A conjugação das posições individuais dos vários membros do órgão vai dar origem a
uma posição coletiva e colegial, considerada a posição do órgão; esta é formalizada numa
deliberação. Nas notas da pluralidade presencial e participativa e da formação coletiva da
vontade unitária da Administração concretiza-se o princípio da colegialidade.

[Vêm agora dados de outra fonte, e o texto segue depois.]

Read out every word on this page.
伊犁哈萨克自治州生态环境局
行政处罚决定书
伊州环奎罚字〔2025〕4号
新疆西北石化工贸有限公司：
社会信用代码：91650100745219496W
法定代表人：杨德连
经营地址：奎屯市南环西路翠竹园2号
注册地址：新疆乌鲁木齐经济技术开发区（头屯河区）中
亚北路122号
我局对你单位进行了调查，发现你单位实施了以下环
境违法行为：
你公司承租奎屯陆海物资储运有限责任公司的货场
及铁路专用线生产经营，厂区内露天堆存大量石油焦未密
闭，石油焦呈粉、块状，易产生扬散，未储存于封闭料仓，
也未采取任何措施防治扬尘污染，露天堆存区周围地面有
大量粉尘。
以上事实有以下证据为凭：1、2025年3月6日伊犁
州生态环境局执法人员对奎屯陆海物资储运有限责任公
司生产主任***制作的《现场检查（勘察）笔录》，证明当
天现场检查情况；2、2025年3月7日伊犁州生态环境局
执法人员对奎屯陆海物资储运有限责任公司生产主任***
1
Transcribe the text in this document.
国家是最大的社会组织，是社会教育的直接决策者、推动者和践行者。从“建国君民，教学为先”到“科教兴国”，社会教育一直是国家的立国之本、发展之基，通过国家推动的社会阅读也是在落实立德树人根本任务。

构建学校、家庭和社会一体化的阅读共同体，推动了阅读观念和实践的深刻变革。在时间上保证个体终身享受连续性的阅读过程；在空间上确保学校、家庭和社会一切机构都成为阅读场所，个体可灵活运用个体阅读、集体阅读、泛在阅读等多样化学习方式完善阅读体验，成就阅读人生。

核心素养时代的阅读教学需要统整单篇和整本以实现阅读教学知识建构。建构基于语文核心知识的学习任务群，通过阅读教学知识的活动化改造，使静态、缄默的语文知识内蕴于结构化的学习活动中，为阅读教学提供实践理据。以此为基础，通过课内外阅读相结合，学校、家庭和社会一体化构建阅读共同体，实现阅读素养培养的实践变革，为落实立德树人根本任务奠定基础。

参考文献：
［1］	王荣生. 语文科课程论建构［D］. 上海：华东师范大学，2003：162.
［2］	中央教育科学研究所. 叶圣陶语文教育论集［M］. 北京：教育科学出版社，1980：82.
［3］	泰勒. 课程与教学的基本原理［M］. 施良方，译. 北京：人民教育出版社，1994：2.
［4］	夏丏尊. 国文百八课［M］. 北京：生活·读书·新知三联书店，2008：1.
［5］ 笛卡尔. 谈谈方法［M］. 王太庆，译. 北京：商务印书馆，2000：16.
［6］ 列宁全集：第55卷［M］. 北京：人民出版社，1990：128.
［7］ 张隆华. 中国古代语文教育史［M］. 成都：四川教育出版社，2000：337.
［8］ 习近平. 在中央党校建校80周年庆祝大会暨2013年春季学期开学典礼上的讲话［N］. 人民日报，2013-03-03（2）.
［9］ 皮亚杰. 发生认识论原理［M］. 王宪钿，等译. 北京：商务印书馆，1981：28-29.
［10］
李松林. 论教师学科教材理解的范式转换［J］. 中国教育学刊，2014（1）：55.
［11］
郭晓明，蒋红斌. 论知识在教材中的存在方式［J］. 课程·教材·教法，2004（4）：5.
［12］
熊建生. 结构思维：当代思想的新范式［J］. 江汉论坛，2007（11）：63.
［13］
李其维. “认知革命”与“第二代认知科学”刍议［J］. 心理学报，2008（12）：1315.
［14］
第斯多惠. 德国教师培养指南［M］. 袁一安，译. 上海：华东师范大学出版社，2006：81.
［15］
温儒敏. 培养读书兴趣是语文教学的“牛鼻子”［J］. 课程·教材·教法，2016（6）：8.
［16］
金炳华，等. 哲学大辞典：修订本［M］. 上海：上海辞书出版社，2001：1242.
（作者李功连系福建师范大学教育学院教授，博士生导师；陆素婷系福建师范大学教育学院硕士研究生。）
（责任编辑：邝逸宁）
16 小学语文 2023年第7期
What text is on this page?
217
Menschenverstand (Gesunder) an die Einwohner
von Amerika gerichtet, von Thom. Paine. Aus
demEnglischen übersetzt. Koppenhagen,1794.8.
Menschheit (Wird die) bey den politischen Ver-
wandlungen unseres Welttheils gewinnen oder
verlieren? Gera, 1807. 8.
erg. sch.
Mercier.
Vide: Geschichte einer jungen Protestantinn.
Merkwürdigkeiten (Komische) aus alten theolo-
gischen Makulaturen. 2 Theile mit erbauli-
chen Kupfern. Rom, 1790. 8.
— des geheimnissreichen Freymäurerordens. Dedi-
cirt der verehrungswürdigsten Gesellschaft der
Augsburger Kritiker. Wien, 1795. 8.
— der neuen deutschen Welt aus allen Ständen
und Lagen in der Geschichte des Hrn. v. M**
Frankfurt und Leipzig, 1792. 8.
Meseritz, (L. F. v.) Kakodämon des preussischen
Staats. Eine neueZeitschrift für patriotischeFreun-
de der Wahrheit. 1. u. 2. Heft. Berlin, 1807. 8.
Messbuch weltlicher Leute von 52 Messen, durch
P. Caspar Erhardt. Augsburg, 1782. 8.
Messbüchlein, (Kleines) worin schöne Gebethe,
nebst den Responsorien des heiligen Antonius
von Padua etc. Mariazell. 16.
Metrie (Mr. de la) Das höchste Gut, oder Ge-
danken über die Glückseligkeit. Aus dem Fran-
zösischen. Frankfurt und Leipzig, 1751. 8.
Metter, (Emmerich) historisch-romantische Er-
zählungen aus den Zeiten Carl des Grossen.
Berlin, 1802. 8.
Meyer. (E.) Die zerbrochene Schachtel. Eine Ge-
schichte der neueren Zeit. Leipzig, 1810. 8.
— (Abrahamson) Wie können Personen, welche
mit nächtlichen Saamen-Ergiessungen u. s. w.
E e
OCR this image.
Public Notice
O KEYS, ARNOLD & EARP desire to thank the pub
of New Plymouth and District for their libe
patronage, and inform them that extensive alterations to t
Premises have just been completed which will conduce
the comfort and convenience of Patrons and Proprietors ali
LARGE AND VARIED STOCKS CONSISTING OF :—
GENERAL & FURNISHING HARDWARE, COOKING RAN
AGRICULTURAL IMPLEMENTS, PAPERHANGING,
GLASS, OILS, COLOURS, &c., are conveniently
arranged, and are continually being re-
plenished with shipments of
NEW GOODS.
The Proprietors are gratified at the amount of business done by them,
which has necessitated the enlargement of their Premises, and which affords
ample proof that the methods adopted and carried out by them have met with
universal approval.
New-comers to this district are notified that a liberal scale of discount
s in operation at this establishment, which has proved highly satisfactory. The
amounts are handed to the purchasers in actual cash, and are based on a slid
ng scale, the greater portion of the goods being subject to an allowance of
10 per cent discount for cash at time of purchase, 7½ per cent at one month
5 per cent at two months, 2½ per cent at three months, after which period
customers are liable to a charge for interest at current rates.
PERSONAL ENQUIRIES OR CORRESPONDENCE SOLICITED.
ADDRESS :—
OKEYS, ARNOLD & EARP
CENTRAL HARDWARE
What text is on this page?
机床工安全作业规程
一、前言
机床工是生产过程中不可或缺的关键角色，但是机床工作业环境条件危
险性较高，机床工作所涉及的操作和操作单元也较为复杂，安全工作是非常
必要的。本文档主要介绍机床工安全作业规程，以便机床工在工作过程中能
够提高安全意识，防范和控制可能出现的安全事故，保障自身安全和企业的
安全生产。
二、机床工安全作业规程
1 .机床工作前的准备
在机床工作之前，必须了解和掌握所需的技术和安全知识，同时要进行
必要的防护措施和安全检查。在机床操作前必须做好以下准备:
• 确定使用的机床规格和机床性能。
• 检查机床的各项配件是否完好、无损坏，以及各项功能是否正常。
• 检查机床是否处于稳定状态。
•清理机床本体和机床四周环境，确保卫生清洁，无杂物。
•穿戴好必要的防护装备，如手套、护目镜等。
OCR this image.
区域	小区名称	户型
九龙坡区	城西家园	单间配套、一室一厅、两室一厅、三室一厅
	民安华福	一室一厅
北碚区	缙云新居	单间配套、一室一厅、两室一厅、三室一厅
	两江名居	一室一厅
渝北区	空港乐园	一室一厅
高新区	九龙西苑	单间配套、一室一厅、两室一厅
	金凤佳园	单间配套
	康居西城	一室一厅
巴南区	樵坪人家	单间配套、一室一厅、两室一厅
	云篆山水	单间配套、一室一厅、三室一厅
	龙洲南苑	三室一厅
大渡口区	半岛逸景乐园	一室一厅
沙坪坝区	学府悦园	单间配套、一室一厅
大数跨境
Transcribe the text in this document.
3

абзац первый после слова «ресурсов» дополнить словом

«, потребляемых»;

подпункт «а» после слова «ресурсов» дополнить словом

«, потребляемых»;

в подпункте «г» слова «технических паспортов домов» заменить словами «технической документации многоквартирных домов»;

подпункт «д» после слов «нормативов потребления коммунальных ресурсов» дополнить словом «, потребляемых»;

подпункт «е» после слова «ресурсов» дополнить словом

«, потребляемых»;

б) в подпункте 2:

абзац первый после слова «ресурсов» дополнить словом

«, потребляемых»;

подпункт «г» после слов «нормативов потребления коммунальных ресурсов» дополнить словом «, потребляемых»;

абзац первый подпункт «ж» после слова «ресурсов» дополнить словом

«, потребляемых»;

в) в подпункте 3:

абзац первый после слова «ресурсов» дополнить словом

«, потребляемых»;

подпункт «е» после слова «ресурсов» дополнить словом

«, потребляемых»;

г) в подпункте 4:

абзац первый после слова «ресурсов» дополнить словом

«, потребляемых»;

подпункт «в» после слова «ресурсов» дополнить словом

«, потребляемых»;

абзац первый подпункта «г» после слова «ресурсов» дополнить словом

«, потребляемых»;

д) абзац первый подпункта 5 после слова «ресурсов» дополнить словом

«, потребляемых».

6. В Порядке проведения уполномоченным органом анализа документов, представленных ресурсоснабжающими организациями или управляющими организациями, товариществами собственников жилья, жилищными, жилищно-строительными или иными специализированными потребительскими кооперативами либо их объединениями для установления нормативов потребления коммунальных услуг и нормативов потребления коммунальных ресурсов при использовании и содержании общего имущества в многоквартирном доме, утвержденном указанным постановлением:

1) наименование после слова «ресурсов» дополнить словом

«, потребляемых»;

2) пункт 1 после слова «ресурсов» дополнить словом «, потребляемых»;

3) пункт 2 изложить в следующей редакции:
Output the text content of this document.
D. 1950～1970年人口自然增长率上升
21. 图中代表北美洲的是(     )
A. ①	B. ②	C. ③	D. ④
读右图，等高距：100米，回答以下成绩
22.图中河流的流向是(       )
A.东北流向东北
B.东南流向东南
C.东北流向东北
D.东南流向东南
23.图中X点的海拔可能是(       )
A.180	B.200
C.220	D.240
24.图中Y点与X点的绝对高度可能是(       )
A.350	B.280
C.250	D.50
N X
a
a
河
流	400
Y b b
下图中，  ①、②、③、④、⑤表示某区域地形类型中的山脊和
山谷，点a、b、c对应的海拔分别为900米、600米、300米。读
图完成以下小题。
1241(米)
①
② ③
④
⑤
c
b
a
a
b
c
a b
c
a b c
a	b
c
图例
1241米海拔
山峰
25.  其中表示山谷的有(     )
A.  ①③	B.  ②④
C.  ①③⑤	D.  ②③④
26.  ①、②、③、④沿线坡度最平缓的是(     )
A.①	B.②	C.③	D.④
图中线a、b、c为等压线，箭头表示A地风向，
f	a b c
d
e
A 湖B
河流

Neste âmbito distingue-se colegialidade perfeita de colegialidade imperfeita.
Órgãos colegiais perfeitos são os que apenas podem funcionar com a presença do número
legal de membros, devendo todos esses participar na discussão, e sendo as respetivas
deliberações tomadas por consenso. Os órgãos colegiais imperfeitos são os que podem
funcionar sem a presença de todos os membros e em que as respetivas deliberações podem
ser adotadas por uma parte dos membros presentes (em regra, a maioria absoluta dos
votos dos membros).
A regra do direito português é da colegialidade imperfeita.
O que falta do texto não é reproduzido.